Emma Charlesworth, 39 has found a lifeline with these women on the other side of the Atlantic Ocean in Kent, England. The pain is universal: Her husband, Stuart, a 45-year finance officer, died on April 19 after a three-week battle with Covid-19 in the hospital, suddenly leaving her as a single mother to their 10-year-old daughter, Rebekah.
"The group is so important to me because despite the geographical distance it’s comforting to speak with people who get it," said Charlesworth. "Who understand the pain and suffering of losing a spouse due to Covid-19.
"It’s a club and opportunity to bond that none of us asked for or wanted to join but are so grateful to have."
One of the recent additions to the group is Diana Ordonez, 34, a widow from New Jersey who lost her husband, Juan, on April 11, five days before their daughter, Mia, turned 5.
Juan Ordonez, an information security analyst at UPS, became sick March 13, days before there was even a lockdown in New Jersey. In the early days after his death, Diana had visits from her pastor and his family, who, like her, had come down with Covid-19 but recovered, and virtual support from her parents and siblings in other states.
"When I became a widow, you heard of almost no young widows, especially because all the cases being reported were either elderly or people with underlying conditions," said Ordonez, a product manager and marketer. "I remember I yearned for someone to talk to, because nobody else really understands this loss, because it was so unique and different."
As the weeks and months passed, Ordonez struggled to both work virtually and home-school her daughter, who was struggling to process a loss that is hard enough for adults.
"For the first few months, Mia wouldn't go to sleep in her bed by herself, because Daddy left in the middle of the night" for the hospital while she was sleeping "and didn't come back," Ordonez said. "So, she was afraid that Mom would die in the middle of the night, too.
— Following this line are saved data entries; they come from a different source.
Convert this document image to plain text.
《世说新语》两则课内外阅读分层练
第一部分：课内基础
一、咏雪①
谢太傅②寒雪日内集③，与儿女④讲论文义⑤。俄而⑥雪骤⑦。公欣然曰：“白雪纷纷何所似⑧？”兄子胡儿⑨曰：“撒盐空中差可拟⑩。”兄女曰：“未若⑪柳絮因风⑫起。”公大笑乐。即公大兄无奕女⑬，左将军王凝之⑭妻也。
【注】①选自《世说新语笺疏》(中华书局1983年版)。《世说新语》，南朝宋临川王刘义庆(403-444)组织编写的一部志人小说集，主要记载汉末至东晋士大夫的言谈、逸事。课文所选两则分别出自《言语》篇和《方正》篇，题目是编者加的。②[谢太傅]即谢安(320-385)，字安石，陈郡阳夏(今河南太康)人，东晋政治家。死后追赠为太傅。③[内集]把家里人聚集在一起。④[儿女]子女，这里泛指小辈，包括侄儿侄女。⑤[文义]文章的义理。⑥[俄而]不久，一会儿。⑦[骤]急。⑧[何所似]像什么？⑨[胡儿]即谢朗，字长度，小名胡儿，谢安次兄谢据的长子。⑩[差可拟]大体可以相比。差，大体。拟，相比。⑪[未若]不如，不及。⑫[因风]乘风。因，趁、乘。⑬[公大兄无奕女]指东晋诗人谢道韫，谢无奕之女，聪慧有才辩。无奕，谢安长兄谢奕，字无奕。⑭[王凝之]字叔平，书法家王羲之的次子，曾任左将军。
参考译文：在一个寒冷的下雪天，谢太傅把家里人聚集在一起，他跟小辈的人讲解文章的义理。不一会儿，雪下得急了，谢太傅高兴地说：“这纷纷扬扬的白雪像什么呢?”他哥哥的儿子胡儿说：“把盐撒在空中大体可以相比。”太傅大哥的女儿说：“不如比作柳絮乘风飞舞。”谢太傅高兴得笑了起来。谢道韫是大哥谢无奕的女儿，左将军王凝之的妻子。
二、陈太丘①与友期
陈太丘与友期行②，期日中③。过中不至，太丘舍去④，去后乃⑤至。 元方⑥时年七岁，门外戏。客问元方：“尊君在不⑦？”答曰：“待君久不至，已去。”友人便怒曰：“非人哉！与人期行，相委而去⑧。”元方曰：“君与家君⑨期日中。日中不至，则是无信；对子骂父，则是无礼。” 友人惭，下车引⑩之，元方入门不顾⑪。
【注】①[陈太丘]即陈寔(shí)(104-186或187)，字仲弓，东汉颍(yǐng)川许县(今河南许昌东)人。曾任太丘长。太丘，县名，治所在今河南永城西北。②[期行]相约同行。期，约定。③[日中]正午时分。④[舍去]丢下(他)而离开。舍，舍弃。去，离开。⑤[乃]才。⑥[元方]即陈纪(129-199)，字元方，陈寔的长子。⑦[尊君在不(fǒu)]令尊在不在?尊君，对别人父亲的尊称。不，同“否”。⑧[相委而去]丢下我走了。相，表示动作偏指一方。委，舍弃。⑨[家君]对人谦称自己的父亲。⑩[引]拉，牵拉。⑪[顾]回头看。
"To me, that was hard, because nighttime was my time to try to process and be by myself and grieve or try to lean on other people," she said.
The group has helped share the emotional burden, but it isn't always easy for her to participate.
"On some level, it's a little triggering, too," Ordonez said. "It's been eight months, and you feel like 'OK, I'm healing.' But then you have to be mentally prepared to read something, because it can take you right back to where you were."
Still, Ordonez said she's grateful that she joined the Young Widows and Widowers of Covid-19 Facebook group just before the holidays — a time that had special meaning for her and Juan. Nine years ago, he proposed to her on Christmas Eve; the anniversary of their first date is Jan. 2.
Addison said it's been a rough few weeks for many of the members, with several encouraging one another to honor their late spouses by keeping the traditions alive and keeping continuity for their kids.
"We're all in different stages of grief. Some people have just lost their husband, when it feels hopeless, like there isn't going to be happiness again or joy," Addison said. "And then there are others. Several of us are in the 'April group.'
"I feel like we can help them," she said. "Even if they're not where I am now, I can support them. And that's healing for me, too."